Ehrenamtliche Mensch-Hund-Teams helfen Kindern mit Leseschwäche. Das Projekt sucht Verstärkung, um mehr Schüler unterstützen zu können

Heute darf einmal „Emmy“ aussuchen, welches Buch Anna-Maria vorlesen wird: Die sanftmütige Retriever-Hündin mit dem knallroten „Lesehund“-Halstuch tapst bei den ausgelegten schmalen Lesebüchern mit der Pfote auf einen Titel und kuschelt sich auf der Lesedecke mit viel Körperkontakt an die siebenjährige Schülerin. Als Anna-Maria hochkonzentriert zu lesen beginnt, wandert eine Hand der Erstklässlerin automatisch zum Streicheln ins seidige Hundefell.
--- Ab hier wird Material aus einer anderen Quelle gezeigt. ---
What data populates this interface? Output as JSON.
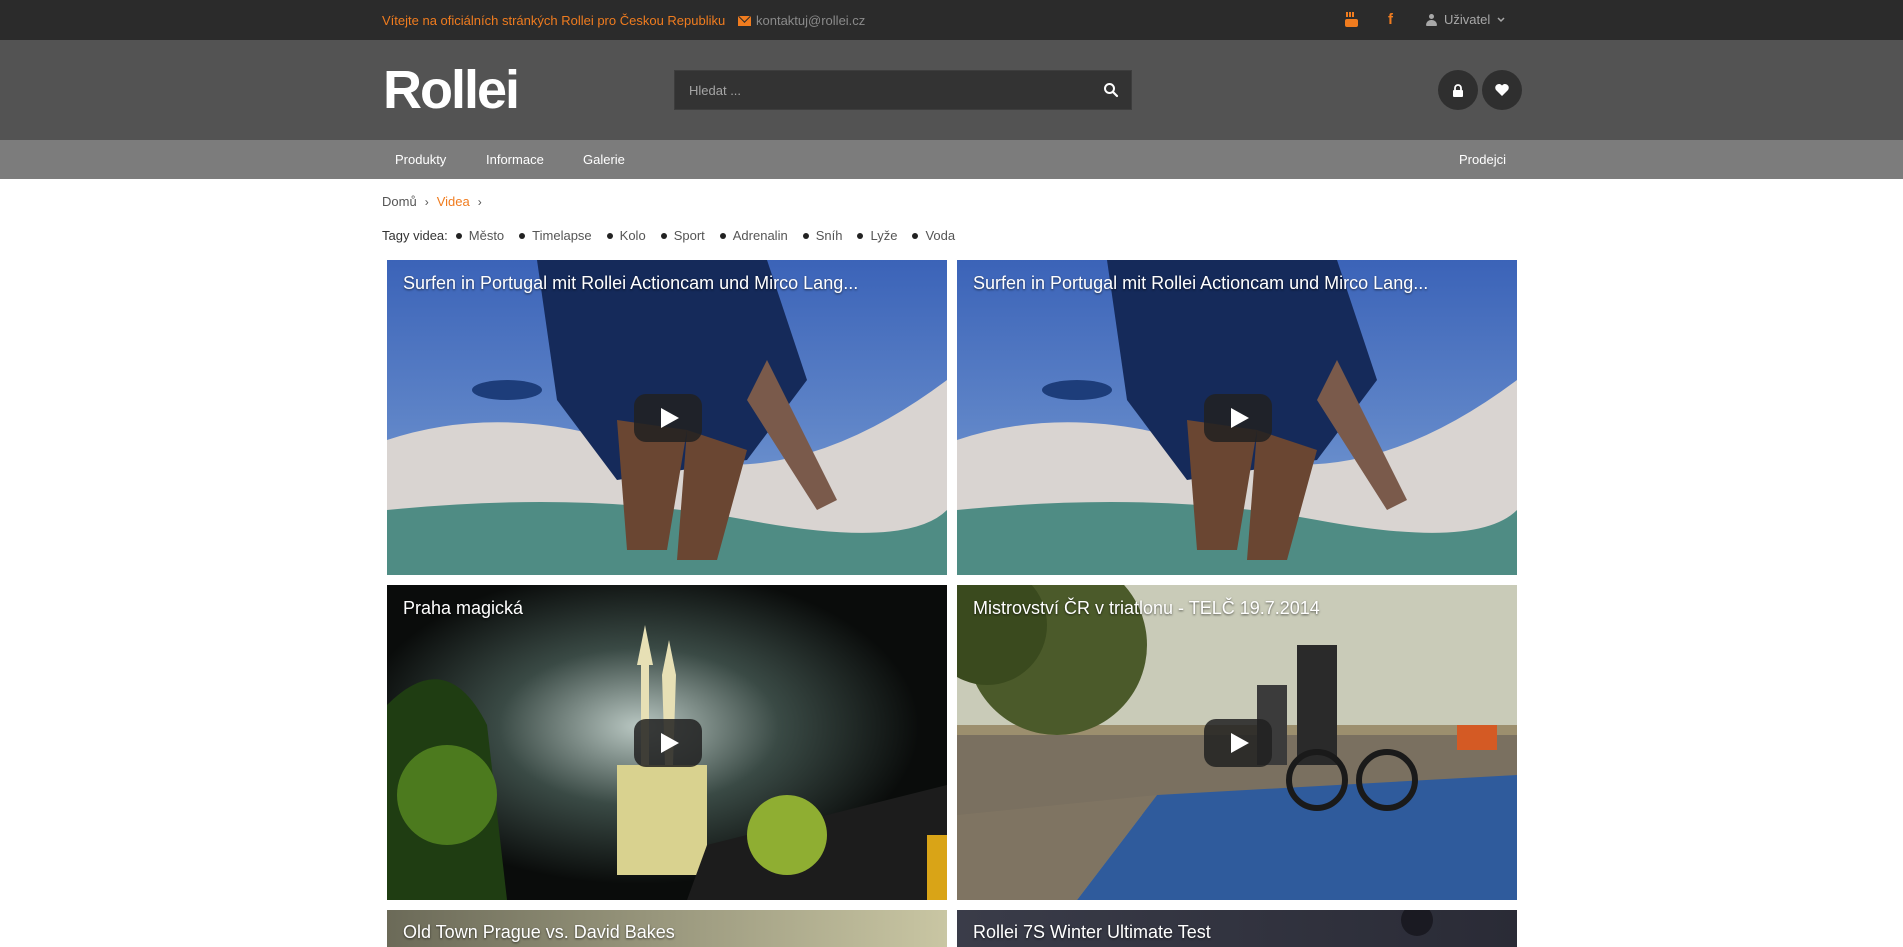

Die humorvolle Geschichte und die lustigen Zeichnungen bringen sie und Hundebesitzerin Kerstin Deters an ihrer Seite zum Schmunzeln. Deters ist für den Verein „Lesehund im Norden“ ehrenamtlich unterwegs. Wenn Anna-Maria bei schwierigen Begriffen ins Stocken gerät, greift Kerstin Deters bewusst nicht sofort korrigierend ein, um den Lesefluss nicht zu unterbrechen. Stattdessen schmiegt sich „Emmy“ nur noch fester an das Mädchen. So wird Anna-Marias Stimme mit der Zeit lauter und fester. Am Ende der zwanzigminütigen Leseeinheit bekommt sie von Kerstin Deters für die drei vorgelesenen Bücher drei Pfoten-Stempel in ihren Lese-Pass. Dann darf Anna-Maria bei einem Buchstabenspiel zusammen mit „Emmy“ entspannen und den Hund mit Leckerli belohnen.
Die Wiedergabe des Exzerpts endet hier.